正直者の末路
「いやぁ、すまんすまん。お前にも伝えたつもりだったんだが、すっかり忘れていてな」
酒も入っているからかゲラゲラ笑いながらごまかそうとする赤ら顔。
和室の真ん中のテーブルをはさみ、座布団にあぐらをかいて座っている私だったが、勢いよく立ち上がると、彼が買ってきて「これは俺専用」と保持していた酒を奪い取っては、一升瓶ごと飲んでやった。
近所迷惑も甚だしい大きな声が、この地域にこだました。
「まぁ、そのときにな、居酒屋だったんだが、その子がしきりにお前のことを聞いてくるんだよ。当時もあの子はお前を慕っていたみたいだしな、いないことを知ったときは少しばかりしょんぼりしてたぞ」
また大きな口をあけて笑う友人。どの人間も人の恋慕に首をつっこむのが好きなんだなと思った。
その時、初めて彼女のことを思い出したように思う。私自身彼女のことを意識していたことはなく、ただの後輩程度にしか思ったことがなく、とくに目立った思い出も無かったので、当然と言えば当然だった。
「それでな、今度会ってみないか? お前もそろそろ所帯を持つべきだろう。そうすればきっとプー太郎からも脱出できる」
こいつはいったい何が目的なんだろうかと思ったが、特に断る理由も無かったし、同窓会の話を聞いて少し昔の人間に会いたくなったのも事実であったから、あっさり承諾した。

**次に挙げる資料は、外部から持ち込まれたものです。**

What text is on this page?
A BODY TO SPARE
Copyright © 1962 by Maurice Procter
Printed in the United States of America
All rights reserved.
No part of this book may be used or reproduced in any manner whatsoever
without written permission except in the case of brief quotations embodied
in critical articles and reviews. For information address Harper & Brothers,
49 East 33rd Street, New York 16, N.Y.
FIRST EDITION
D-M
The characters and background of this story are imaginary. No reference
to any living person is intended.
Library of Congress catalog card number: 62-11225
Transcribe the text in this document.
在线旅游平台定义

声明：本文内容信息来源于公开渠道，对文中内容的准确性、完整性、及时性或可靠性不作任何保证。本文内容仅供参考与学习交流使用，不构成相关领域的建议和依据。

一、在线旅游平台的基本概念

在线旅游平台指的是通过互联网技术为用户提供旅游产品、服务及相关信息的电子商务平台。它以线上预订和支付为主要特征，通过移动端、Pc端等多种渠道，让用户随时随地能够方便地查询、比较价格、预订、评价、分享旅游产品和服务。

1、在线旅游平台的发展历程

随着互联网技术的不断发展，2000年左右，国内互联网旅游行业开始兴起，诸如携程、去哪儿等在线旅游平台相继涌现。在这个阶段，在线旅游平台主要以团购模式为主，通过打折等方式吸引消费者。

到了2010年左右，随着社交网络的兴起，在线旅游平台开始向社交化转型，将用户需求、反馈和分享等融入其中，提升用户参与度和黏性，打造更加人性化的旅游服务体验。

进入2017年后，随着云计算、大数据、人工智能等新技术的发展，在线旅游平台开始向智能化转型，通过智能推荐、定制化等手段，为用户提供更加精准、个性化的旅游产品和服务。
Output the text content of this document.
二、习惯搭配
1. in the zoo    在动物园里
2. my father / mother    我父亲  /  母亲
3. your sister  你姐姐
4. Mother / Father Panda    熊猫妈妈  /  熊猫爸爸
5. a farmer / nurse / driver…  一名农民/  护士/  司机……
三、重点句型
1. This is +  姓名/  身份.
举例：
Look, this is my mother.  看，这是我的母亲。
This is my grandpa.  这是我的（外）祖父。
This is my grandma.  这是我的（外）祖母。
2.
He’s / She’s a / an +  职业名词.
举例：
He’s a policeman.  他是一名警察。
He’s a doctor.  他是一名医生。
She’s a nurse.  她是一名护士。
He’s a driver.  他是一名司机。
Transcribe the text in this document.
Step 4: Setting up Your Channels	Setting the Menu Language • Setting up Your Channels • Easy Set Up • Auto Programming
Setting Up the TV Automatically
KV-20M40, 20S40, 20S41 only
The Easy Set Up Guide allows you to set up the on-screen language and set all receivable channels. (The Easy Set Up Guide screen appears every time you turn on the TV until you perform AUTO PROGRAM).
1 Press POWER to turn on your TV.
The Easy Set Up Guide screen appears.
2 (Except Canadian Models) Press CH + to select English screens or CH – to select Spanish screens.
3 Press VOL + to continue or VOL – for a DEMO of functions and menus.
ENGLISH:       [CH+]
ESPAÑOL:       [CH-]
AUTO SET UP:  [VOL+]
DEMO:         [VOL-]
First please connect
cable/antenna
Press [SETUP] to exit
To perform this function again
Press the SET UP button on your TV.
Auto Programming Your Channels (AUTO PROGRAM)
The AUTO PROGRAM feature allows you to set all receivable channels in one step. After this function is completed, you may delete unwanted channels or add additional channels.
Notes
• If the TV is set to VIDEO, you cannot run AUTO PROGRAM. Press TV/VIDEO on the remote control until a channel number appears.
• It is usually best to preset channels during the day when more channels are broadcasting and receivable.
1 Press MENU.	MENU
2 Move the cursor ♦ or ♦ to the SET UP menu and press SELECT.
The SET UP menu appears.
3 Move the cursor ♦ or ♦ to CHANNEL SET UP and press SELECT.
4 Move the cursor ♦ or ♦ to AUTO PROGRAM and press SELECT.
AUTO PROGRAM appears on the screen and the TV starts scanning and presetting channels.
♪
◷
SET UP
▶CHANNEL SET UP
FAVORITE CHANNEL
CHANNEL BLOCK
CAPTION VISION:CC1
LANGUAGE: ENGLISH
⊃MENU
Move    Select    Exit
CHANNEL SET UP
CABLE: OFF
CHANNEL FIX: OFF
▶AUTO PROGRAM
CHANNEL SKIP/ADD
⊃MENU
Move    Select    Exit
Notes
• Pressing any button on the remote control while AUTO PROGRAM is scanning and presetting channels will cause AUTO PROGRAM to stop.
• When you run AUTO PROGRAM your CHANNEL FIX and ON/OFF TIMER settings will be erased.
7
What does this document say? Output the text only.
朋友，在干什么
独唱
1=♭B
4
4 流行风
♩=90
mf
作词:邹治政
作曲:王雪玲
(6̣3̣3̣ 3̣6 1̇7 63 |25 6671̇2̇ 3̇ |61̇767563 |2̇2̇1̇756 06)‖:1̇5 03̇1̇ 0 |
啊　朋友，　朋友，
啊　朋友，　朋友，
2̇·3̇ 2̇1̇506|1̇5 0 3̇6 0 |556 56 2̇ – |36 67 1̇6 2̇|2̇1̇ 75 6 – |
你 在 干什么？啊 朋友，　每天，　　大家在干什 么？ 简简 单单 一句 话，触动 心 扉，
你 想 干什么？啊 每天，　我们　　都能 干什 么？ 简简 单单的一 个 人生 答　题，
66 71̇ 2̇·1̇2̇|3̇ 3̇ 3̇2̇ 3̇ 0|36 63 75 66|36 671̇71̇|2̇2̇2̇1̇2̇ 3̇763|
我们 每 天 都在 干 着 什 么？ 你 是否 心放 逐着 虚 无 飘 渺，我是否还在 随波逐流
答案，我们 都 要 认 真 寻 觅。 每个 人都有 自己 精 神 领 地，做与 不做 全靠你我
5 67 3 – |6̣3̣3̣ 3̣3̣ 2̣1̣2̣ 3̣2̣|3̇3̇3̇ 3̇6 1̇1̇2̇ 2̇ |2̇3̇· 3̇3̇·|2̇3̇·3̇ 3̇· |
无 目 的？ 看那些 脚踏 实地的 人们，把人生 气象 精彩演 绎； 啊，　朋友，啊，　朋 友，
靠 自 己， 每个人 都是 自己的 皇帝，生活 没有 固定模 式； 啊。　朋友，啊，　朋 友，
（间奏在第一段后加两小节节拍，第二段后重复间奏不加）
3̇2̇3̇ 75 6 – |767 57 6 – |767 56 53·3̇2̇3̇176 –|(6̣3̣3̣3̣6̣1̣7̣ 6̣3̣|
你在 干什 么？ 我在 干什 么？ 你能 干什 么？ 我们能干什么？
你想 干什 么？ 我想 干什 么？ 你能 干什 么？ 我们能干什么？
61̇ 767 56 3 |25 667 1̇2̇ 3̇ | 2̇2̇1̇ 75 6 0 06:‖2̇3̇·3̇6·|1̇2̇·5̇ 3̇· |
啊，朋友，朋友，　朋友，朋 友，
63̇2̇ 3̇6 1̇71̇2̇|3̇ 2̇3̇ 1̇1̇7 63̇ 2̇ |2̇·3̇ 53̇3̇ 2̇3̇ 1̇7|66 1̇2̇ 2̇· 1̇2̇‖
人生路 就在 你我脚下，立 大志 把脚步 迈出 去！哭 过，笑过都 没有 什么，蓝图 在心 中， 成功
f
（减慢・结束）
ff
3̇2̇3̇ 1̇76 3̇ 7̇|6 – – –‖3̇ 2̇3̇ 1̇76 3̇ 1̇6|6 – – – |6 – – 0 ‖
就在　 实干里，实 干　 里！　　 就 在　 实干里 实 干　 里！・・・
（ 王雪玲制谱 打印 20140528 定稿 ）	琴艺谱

彼は「よし、決まりだ!」とももをパチンとはたくと、すぐさまどこかに電話をした。
「あーもしもし、俺だ。あの件なんだけども、そうそう、あいつ。良いって言ってるから。うん」
電話を切った後、ニヤニヤした顔で私を見る友人に気持ち悪さを覚えたのを覚えている。
「お前もついに嫁さんをもらうときが来たか」
今度は全部飲んでやった。
一週間ほど経ち、約束の場所で約束の時間に、私は彼女と再会した。
「お久しぶりです」
昔とほとんど変わらない彼女に、いったいなんと言ったらいいのかわからなかった。
久しぶりの都会で、久しぶりに女性と飲んだ。
「先輩、まだ書いてますか?」
相変わらずの無表情で、話題を切り出してくる。
「いや、書いてないよ。私はあまり文学に興味が無いからね」
それは嘘だった。
無職となって、暇をもてあますようになった私は、たびたび素人を相手にした俳句大会や川柳の公募に応募したり、また適当に思ったことを書き溜めていたりしていた。